P manufactures and sells dietary and nutritional supplements. D and Futurebiotics, LLC are in the business of manufacturing vitamins as well as dietary and nutritional supplements. P sent D purchase order 64 for 13,000 bottles of Armageddon and 4,000 bottles of Evolution, two of P's products, for $190,120.00. The payment terms were '30 days.' Kabco ordered the raw materials and bottles from third-party vendors but did not commence manufacturing or deliver any products to P. D sent a letter to P detailing out the fact that the bottles required are custom parts that are not returnable and the raw materials for the ingredients are not returnable as well. The payment term set by D for P is net 30 days, while D's credit limit is for $25,000. D detailed out how P has not paid D's sister company Futurebiotics in spite of several written and verbal promises made. D then stated it would proceed with the orders after a payment with a bank certified check for $165,120. The balance amount of $25,000 will be net 30 as per our agreed payment terms. D also wanted P to pay the outstanding balance due to Futurebiotics. P owed D $3,192.60 for another purchase order. P also owed Futurebiotics $27,880.00. D e-mailed P that it would begin manufacturing if P agreed to accept D's $25,000 credit limit. D e-mailed the plaintiff that it would begin producing P's products on Monday, September 8, 2008, and asked if P wanted to be present when production began or if it wanted D to send it a sample for testing.
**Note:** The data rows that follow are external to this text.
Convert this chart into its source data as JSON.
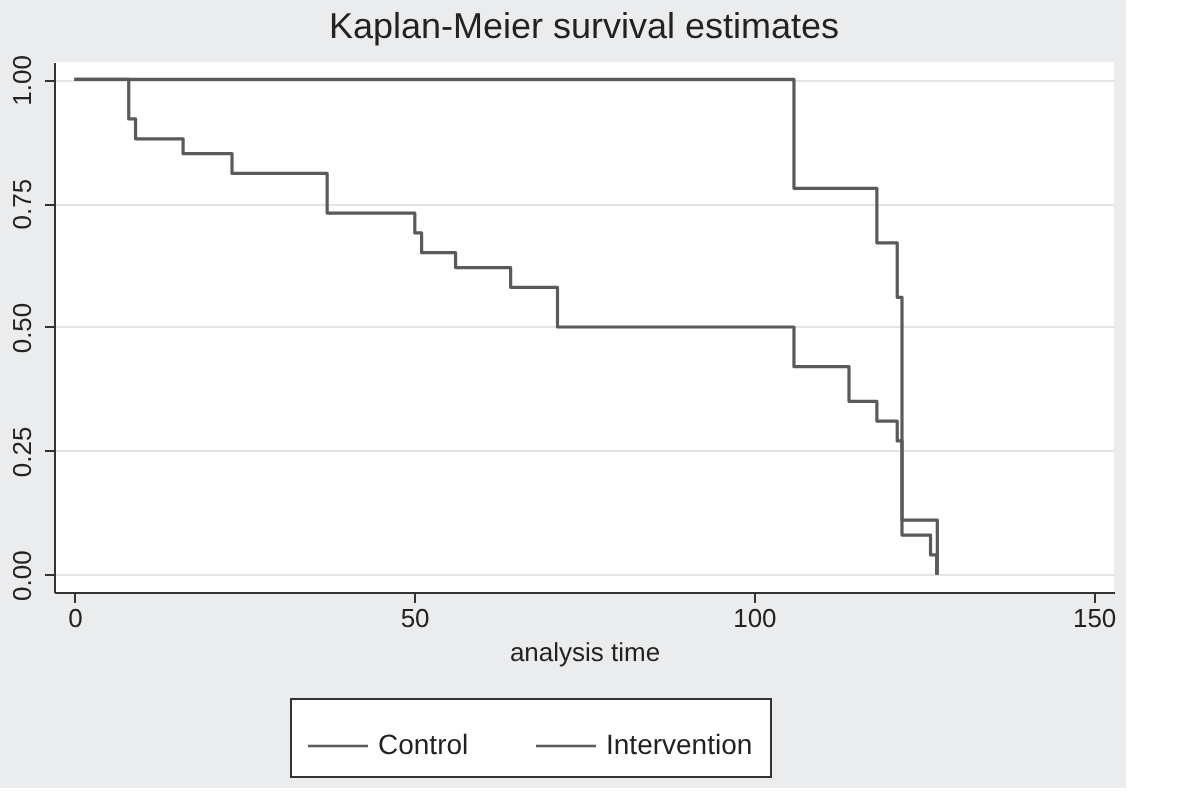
{
  "chart_data": {
    "type": "step",
    "title": "Kaplan-Meier survival estimates",
    "xlabel": "analysis time",
    "series": [
      {
        "name": "Control",
        "color": "#5a5a5a",
        "x": [
          0,
          8,
          9,
          16,
          23.2,
          37.2,
          50.1,
          51.1,
          56.1,
          64.2,
          71.1,
          105.9,
          114,
          118.1,
          121.1,
          121.8,
          126,
          126.9
        ],
        "values": [
          1,
          0.92,
          0.88,
          0.85,
          0.81,
          0.73,
          0.69,
          0.65,
          0.62,
          0.58,
          0.5,
          0.42,
          0.35,
          0.31,
          0.27,
          0.08,
          0.04,
          0
        ]
      },
      {
        "name": "Intervention",
        "color": "#5a5a5a",
        "x": [
          0,
          105.9,
          118.1,
          121.1,
          121.8,
          127
        ],
        "values": [
          1,
          0.78,
          0.67,
          0.56,
          0.11,
          0
        ]
      }
    ],
    "xlim": [
      -3,
      153
    ],
    "xticks": [
      0,
      50,
      100,
      150
    ],
    "ylim": [
      -0.035,
      1.035
    ],
    "yticks": [
      {
        "value": 0,
        "label": "0.00"
      },
      {
        "value": 0.25,
        "label": "0.25"
      },
      {
        "value": 0.5,
        "label": "0.50"
      },
      {
        "value": 0.75,
        "label": "0.75"
      },
      {
        "value": 1,
        "label": "1.00"
      }
    ],
    "grid": "y",
    "legend": "bottom",
    "line_style": "solid",
    "marker": "none"
  }
}
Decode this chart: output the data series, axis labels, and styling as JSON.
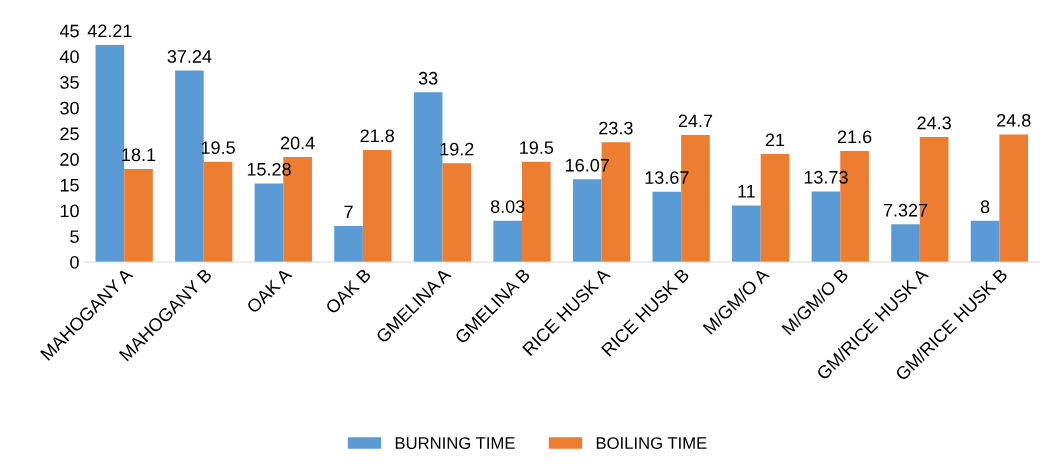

P asked D to extend it credit in the amount of $60,000 to $90,000. D did not respond to that request. P commenced this action against D and Futurebiotics. P sued Ds for breach of contract, fraudulent inducement, and estoppel. P alleges that D breached by unilaterally changing the terms of PO 64, by creating a credit limit in the amount of $25,000, and by demanding that P make payments to Futurebiotics. P alleges that D fraudulently induced it to enter into PO 64 by misrepresenting the terms of their agreement. P claims it relied on D's misrepresentations and that D is estopped from changing the terms of PO 64. The two causes of action against Futurebiotics were for tortious interference and for breach of a separate nondisclosure agreement. Ds counterclaimed in the amounts of $27,800.00 and $3,192.60. Ds moved for summary judgment dismissing the complaint and for summary judgment in their favor on the counterclaims.